Estate planning is as important as life planning because it determines how your assets will be distributed to your legal heirs. It is for everyone, for small and big families, for people with small asset value or those with substantial one.
While it ensures that the wealth will not go in wrong hands, it also prevents inheritance-related disputes in your family. Smart people, therefore, are willing to invest in estate planning to get things in order while they are alive.
But whether you have professionals to plan it or do it yourself, the key is to do it effectively and have every aspect of inheritance covered.
Of course, it can be a major expense considering the lawyer fees and documentation involves, but the cost is absolutely justified. On the other hand, DIY requires a good deal of research but still leaves you at risk of not doing everything right. Let us list a few tips to ensure that it is done effectively for you.
Start with comprehensive research
To begin with, you need to understand what estate planning is all about, why it is needed and what needs to be done to have an effective strategy.

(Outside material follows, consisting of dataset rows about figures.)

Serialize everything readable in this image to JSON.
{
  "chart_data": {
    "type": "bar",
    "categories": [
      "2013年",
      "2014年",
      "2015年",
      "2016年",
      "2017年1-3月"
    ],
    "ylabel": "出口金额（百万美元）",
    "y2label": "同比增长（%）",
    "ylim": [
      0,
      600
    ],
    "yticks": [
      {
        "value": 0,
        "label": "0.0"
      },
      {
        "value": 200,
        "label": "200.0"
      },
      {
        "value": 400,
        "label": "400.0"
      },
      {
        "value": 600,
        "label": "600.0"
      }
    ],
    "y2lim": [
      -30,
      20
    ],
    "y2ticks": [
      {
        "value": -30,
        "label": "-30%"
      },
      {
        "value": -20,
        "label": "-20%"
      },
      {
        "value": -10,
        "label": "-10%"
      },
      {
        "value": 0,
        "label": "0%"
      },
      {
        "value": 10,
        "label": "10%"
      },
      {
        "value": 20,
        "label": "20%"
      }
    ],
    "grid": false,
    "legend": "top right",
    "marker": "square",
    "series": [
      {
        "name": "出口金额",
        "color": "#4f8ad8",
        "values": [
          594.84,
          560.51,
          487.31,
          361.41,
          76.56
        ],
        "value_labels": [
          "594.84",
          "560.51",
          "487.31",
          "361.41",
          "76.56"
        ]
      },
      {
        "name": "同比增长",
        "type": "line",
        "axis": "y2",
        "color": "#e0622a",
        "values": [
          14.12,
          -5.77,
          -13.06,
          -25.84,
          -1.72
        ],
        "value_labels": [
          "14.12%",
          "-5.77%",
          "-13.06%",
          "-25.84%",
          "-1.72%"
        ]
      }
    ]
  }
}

Browse the internet, read some related books, talk to professionals and get advice for acquaintances that have already done it. Gather information about what would work for your specific circumstances, the family size, asset value and any other special considerations.
Take your family in confidence
Another important tip for effective estate planning is by taking your family in confidence and telling them what you plan to write in your will. The best way to do plan the asset distribution is amicably, with everyone agreeing to it. However, if there are some members who are likely to create disputes or you would want to oust from your will, keep them out.
Plan for the event of your incapacity
A general notion is that estate planning is only about clarifying your decision about the way your assets are to be distributed after your death. However, it also enables you to plan the control of your assets in case of your incapacity rather than death. This ensures that you have someone trustworthy looking after your property when you are not in a position to do it yourself.
Choose a professional lawyer
Decide whether you would want to do your estate planning by yourself or have a professional handle the same for you. In case of a simple estate, you can seek the help of a knowledgeable friend or relative while professional management is absolutely needed for more complex cases.
You can check out the best estate planning software to get an idea about the documentation part of the process. The software not only helps for DIY planners but is used by lawyers as well.
Consider medical and financial power of attorney
Estate planning is not just about the disbursal of assets to your heirs. You can also include a medical and financial power of attorney to empower someone to take crucial medical and financial decisions on your behalf in case of your incapacity. These are critical factors that can lead to disputes between family members unless you have things cleared out in your documents.
Review the plan periodically
Planning your estate is not a one-time thing because situations change with time; there may be new members that you may want to include or some that you may intend to leave out subsequently.
Also, new assets purchased over the years may require the plan to be tweaked. So it is best to review the documents periodically and update them according to the changing needs.
Ensure that the heirs know where the documents are
Once you have your documents done, you should keep them at a safe place- at your home vault or with the lawyer. A bank locker is not recommended because getting them out will not be possible for your heirs without your will. Inform them about the place where the papers are kept so that they can be accessed when needed.
Inform them about all other key asset-related information
Your beneficiaries should also have complete information related to your tangible assets and finances. The financial information includes the particulars of your bank accounts, pension account, life insurance and brokerage accounts. Share the contact information of your wealth managers, insurance agents, attorney, CPA and bankers as well.
Managing your estate well during your lifetime gives you peace of mind and ensures that your wealth will be utilized and inherited by the right people. Moreover, you can also cover the tax planning with it so that your heirs need not encounter tax-related hassles when they inherit your property.